NB.Mick
- One thing Tripp gets wrong in his short introduction - and the Overview here on the page as well - which may become relevant for some users in the current calendar year: the devotional actually contains 366 devotions, you won't run empty on Feb 29th. Leaving that aside, from what I've read so far, this book contains not fluff, but meaningful insights - not short quips but lengthy texts per day that deserve thinking and praying over.
- This resource is an even-handed, thoughtful and winsome discussion of the role of women - it exegetes the usual passages and interacts with the respective arguments from complementarian and egalitarian sides. I like the style and the presentation - heavily footnoted to dozens of commentaries and topical books. Here's the point where I debated internally over my rating and decided to deduct (only) one star: this book does not meet the quality objectives of Logos Research Editions in terms of linking. Running the concordance tool will reveal that it only has seven links to two other resources, although there are over five hundred such links which could and should be there (treated as non-functional "bibliographic citation" even though page numbers are clearly present). I wonder if somebody simply didn't do their work and this got missd in the QA process - after all, the "Message of Holiness" resource in the same series is linked throughout.

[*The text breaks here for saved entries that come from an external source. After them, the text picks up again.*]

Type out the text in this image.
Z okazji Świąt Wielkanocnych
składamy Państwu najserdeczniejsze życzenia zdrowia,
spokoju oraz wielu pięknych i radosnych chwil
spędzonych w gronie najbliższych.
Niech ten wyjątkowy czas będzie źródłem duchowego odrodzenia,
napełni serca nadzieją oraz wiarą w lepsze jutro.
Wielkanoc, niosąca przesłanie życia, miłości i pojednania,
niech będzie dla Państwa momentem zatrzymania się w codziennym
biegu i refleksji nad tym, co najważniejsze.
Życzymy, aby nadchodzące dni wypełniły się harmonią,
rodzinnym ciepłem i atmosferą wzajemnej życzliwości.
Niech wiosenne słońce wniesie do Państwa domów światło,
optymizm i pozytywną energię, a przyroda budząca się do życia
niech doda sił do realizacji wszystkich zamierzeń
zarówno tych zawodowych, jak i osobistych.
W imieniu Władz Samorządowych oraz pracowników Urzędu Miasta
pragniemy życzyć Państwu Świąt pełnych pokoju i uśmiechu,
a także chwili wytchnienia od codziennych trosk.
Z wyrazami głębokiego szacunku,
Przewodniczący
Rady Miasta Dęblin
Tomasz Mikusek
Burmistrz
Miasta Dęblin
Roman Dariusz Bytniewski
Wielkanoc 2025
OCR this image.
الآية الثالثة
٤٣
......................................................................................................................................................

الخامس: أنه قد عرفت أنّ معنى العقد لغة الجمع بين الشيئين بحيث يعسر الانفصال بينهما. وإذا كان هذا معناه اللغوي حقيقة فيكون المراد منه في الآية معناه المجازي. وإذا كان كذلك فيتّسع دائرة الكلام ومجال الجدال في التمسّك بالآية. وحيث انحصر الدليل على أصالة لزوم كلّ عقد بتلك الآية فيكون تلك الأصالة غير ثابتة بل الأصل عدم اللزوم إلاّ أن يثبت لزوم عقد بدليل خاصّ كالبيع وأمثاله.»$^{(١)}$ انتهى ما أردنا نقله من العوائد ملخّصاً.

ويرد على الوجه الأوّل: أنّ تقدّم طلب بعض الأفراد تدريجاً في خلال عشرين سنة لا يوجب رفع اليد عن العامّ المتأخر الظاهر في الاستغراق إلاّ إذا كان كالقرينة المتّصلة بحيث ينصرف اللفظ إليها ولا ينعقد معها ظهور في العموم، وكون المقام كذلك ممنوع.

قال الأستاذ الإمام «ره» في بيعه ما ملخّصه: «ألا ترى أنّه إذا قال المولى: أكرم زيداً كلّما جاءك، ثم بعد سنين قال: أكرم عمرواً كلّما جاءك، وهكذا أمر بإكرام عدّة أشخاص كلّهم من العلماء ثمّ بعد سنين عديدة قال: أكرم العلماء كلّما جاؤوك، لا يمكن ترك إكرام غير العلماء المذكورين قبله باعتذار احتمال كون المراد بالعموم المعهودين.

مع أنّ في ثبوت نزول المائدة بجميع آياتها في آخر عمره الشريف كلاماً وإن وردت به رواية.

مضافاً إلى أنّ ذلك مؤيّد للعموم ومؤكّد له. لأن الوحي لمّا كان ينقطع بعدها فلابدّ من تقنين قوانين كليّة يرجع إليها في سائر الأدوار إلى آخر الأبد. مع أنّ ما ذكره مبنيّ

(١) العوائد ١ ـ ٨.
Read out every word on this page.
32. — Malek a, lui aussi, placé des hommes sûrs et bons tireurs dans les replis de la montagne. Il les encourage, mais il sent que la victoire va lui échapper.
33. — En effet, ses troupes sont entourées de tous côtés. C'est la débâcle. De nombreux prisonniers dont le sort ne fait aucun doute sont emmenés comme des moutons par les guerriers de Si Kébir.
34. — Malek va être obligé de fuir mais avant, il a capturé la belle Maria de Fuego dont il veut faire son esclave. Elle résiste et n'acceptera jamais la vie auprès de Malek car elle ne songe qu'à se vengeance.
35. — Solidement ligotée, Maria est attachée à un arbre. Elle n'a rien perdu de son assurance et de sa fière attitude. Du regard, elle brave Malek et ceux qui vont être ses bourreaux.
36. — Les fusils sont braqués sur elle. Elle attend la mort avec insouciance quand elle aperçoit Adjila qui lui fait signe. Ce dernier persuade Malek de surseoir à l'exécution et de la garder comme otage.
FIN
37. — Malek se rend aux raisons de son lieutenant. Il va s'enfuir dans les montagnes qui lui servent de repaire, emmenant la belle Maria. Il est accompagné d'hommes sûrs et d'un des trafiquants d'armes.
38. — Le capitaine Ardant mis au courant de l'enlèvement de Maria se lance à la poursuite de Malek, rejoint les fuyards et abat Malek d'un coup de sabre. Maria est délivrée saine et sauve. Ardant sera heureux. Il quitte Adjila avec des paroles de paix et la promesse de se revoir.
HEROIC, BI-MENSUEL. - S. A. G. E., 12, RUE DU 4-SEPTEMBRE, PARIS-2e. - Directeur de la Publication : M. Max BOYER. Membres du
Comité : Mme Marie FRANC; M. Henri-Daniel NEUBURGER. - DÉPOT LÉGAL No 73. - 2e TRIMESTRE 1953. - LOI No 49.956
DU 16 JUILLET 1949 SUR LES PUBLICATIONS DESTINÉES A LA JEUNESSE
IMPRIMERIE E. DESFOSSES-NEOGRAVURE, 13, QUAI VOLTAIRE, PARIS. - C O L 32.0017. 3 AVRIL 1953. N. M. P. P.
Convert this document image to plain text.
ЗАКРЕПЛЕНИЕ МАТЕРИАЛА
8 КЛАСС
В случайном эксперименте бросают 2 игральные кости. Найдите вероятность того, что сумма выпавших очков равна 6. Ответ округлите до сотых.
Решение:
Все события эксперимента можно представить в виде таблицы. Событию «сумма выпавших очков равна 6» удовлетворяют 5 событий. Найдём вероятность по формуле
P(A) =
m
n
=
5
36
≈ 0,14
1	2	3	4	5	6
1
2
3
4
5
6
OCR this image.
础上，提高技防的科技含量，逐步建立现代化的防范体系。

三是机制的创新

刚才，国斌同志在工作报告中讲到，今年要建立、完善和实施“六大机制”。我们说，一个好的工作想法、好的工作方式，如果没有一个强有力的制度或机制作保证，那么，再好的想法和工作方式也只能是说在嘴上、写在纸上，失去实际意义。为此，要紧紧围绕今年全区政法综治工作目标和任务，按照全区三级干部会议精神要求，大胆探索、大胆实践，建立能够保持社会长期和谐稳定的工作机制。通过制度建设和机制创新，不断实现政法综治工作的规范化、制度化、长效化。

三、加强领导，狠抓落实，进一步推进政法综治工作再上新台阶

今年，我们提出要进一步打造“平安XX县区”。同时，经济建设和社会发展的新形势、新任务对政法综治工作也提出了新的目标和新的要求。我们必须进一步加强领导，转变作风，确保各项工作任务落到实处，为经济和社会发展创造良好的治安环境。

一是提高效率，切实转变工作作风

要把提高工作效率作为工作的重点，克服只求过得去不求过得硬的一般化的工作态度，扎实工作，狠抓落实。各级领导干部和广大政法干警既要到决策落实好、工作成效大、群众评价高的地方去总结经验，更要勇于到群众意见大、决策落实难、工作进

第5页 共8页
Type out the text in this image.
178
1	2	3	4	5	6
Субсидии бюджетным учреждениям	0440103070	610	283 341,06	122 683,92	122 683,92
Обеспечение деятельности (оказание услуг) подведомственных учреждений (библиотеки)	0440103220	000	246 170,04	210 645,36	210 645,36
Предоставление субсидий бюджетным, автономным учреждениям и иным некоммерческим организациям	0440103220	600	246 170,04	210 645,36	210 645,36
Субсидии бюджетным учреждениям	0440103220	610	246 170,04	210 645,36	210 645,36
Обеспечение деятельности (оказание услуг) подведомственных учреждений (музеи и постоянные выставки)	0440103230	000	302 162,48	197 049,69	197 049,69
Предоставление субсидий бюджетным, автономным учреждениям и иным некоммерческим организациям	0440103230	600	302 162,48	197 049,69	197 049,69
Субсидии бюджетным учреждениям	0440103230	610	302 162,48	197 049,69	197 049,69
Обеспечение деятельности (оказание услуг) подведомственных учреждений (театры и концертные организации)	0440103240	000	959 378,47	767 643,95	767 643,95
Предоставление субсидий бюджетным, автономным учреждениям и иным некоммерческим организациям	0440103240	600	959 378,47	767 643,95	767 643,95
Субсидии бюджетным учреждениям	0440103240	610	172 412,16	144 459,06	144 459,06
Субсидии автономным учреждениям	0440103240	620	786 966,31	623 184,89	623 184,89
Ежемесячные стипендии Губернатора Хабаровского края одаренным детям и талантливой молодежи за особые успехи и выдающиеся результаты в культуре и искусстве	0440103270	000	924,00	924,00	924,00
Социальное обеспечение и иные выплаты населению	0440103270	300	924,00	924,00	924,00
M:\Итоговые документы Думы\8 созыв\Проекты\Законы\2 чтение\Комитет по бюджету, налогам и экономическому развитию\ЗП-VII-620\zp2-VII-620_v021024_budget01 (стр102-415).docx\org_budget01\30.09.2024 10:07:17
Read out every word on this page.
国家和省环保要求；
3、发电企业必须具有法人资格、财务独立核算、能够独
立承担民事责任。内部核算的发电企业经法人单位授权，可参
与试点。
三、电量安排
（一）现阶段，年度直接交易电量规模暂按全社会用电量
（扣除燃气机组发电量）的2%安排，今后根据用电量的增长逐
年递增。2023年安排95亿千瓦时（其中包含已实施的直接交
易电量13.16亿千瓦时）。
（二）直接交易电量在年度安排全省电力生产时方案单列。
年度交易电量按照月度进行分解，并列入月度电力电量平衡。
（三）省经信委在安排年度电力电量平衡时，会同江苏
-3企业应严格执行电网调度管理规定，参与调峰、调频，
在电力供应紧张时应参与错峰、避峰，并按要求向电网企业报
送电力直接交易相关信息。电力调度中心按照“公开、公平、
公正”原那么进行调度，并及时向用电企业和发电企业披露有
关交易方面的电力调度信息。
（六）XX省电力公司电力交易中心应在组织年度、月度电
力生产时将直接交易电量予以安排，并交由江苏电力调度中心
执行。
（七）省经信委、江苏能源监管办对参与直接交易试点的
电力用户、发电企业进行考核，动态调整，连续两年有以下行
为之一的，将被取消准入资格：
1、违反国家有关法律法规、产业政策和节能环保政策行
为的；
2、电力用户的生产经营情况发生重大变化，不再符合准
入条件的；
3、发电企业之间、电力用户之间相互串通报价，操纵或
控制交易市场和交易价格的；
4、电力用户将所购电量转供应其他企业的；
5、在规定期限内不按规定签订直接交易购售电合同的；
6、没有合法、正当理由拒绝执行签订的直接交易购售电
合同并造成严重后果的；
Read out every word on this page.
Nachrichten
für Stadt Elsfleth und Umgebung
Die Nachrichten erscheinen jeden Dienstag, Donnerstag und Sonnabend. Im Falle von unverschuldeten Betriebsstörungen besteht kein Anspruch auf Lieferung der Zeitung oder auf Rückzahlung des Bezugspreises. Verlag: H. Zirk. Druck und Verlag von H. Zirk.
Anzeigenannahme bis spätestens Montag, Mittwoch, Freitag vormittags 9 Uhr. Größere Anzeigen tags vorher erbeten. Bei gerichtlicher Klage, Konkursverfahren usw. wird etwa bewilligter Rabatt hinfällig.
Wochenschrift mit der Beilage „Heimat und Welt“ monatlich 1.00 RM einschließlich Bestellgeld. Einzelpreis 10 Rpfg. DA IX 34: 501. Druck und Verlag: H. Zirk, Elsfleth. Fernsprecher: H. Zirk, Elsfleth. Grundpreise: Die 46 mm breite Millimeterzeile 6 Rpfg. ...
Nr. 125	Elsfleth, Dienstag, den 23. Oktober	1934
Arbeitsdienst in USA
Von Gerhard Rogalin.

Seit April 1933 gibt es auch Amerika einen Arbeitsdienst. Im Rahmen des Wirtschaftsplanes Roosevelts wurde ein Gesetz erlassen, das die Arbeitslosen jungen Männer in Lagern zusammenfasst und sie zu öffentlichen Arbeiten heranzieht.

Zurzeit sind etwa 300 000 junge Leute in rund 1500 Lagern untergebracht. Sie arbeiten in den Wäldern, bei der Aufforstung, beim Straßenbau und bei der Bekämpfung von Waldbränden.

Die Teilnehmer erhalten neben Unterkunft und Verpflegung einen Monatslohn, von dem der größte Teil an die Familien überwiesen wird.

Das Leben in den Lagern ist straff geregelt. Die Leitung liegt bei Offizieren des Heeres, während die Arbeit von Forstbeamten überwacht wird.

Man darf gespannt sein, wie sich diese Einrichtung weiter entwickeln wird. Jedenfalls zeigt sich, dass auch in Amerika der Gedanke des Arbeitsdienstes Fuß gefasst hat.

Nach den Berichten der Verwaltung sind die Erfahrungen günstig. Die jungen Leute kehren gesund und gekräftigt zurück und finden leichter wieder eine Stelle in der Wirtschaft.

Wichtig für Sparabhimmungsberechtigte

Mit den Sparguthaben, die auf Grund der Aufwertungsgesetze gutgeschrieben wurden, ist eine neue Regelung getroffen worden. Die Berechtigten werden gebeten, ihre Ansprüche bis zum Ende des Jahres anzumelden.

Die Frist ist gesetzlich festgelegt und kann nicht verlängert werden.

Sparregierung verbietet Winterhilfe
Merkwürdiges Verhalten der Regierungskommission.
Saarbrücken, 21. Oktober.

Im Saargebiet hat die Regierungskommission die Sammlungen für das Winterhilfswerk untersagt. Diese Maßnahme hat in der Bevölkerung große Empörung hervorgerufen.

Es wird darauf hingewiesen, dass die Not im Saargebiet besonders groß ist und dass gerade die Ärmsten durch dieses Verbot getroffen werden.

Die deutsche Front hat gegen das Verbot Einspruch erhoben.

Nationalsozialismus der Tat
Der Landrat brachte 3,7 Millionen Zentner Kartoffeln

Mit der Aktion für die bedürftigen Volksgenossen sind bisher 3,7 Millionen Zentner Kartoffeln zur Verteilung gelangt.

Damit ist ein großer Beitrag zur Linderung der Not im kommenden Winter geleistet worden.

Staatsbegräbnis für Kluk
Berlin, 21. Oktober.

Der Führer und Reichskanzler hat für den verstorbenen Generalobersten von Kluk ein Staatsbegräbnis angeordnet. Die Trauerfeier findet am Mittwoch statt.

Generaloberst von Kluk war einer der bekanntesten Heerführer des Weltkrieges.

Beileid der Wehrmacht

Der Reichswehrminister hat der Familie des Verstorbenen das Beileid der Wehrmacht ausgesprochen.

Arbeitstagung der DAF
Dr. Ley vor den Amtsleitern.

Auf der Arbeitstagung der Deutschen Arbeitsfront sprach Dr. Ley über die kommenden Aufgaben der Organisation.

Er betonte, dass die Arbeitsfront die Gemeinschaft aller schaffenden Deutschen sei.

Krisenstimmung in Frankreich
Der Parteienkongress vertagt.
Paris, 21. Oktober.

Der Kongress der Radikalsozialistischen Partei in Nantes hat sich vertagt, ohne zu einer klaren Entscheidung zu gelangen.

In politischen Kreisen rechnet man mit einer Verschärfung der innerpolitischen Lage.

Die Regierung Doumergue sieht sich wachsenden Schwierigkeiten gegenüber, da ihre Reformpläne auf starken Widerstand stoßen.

- Anytime I have seen this in Logos it has been due to lack of resources. If I don't own the resource, I can't link to it. Just a thought.
- No, in this case the links really aren't there. My library is quite large - and the concordance tool will give linked resources even when locked (it can differentiate between those, which is neat).
- , We have opened up a ticket for this problem you have reported with the citations, so that this resource can be improved in a future update. Thank you for bringing this to our attention.
- What makes me scratch my head a bit are the several references to Fraktur (gothic black letter) typeface in other users' comments. Logos resources don't copy the font of the printed works, we decide over the font in the program settings, so this will show in Arial, Times New Romans or even Comic Sans, if you want it.
- These two resources have different copyrights, different titles, and different citation information. They are two different editions of the same work.
- Okay, I can understand that. On the other hand I personally don't care for the copyright, the citation or the slightly different title when the content is the same. I nearly pre-ordered it (coming from the sliced-up chapter-as-book resources), but don't see any additional value for me who owns the other edition.